REPUBLIKA.CO.ID, JAKARTA – Menteri Energi dan Sumber Daya Mineral (ESDM) Bahlil Lahadalia menegaskan harga bahan bakar minyak (BBM) non-subsidi akan terus mengikuti mekanisme pasar di tengah dinamika energi global. Pemerintah memastikan perlindungan tetap diberikan kepada masyarakat melalui stabilitas harga BBM subsidi dan LPG.

Bahlil mengatakan, BBM non-subsidi memang diperuntukkan bagi kelompok masyarakat mampu sehingga penetapan harganya mengikuti hukum pasar. “Tetapi kalau BBM yang untuk orang yang mampu, mohon maaf, itu dengan sendirinya hukum pasar,” kata Bahlil di Jakarta, Ahad (3/5/2026).

Ia menegaskan pemerintah tetap menjaga daya beli masyarakat rentan melalui kebijakan subsidi energi. “Saya sekali lagi menyampaikan bahwa untuk BBM insyaallah tidak akan ada kenaikan untuk BBM subsidi termasuk LPG. Itu kita jaga dan itulah perintah Bapak Presiden Prabowo,” ujar Bahlil.

Menurut Bahlil, tantangan energi nasional masih dipengaruhi ketimpangan antara produksi dan konsumsi minyak. Konsumsi BBM Indonesia mencapai sekitar 1,6 juta barel per hari, sementara lifting domestik berada di kisaran 605 ribu barel per hari sehingga kebutuhan impor mencapai sekitar 1 juta barel per hari.

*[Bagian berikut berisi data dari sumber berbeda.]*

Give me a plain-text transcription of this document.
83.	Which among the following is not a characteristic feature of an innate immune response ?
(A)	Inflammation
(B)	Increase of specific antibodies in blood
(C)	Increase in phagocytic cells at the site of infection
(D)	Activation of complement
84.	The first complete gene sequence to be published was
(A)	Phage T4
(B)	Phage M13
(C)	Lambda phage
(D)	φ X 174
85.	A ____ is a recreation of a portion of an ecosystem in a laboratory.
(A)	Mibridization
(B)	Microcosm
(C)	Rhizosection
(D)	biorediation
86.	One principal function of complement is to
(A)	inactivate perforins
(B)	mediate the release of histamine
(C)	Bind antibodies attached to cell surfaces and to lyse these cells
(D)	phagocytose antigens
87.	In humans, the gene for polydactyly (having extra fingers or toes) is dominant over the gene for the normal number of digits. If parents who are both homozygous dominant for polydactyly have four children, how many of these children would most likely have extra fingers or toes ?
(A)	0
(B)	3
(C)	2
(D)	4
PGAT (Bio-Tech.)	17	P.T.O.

Pemerintah merespons kondisi tersebut melalui peningkatan lifting dan diversifikasi energi. Optimalisasi sumur migas menjadi salah satu strategi utama dengan mengaktifkan kembali sumur idle melalui intervensi teknologi dan insentif investasi. “Dari 39.000 atau katakanlah sekarang sudah berubah menjadi 46.000, itu sumur-sumur yang berfungsi tidak lebih dari 20.000,” ujar Bahlil.

Selain itu, pemerintah mempercepat pengembangan wilayah kerja migas yang telah memiliki rencana pengembangan agar segera berkontribusi pada produksi nasional. Eksplorasi blok baru juga terus dilakukan, termasuk temuan gas baru di Kalimantan Timur yang dinilai memiliki potensi signifikan.

Di sektor hilir, program biodiesel menjadi salah satu instrumen penting menekan impor energi. Implementasi B40 yang ditingkatkan menuju B50 dinilai mampu mengurangi ketergantungan impor solar. “Untuk solar dalam sejarah bangsa kita di 2026 alhamdulillah tidak kita lakukan lagi impor solar karena semua sudah dalam negeri,” kata Bahlil.

Pemerintah juga mendorong diversifikasi energi melalui pengembangan bioetanol sebagai substitusi bensin. Program mandatory E20 ditargetkan berjalan pada 2028 guna menekan impor bahan bakar.

Dalam menjaga keamanan pasokan, pemerintah mengubah strategi impor minyak mentah dengan mencari sumber baru di luar kawasan Timur Tengah. Pasokan kini diperoleh dari Afrika, Amerika Serikat, hingga Rusia untuk mengurangi risiko gangguan geopolitik di jalur distribusi energi global.

“Begitu terjadi perang saya merubah pola. Ilmu pengusaha saya keluar kalau di sini gak bisa ya kita cari di tempat lain,” tutur Bahlil.

Ia menjelaskan, selama ini impor minyak Indonesia masih bergantung pada Timur Tengah dengan porsi sekitar 20 hingga 25 persen dari kebutuhan nasional. Pemerintah kemudian membuka komunikasi dengan negara produsen lain seperti Angola, Nigeria, Amerika Serikat, hingga Rusia. “Saya kontak Afrika, Angola, Nigeria, Amerika Serikat dan beberapa negara lain, terakhir kemarin kita ambil dari Rusia,” ujarnya.

Bahlil menegaskan diversifikasi impor menjadi bagian strategi menjaga ketahanan energi nasional agar pasokan tetap aman di tengah ketidakpastian global.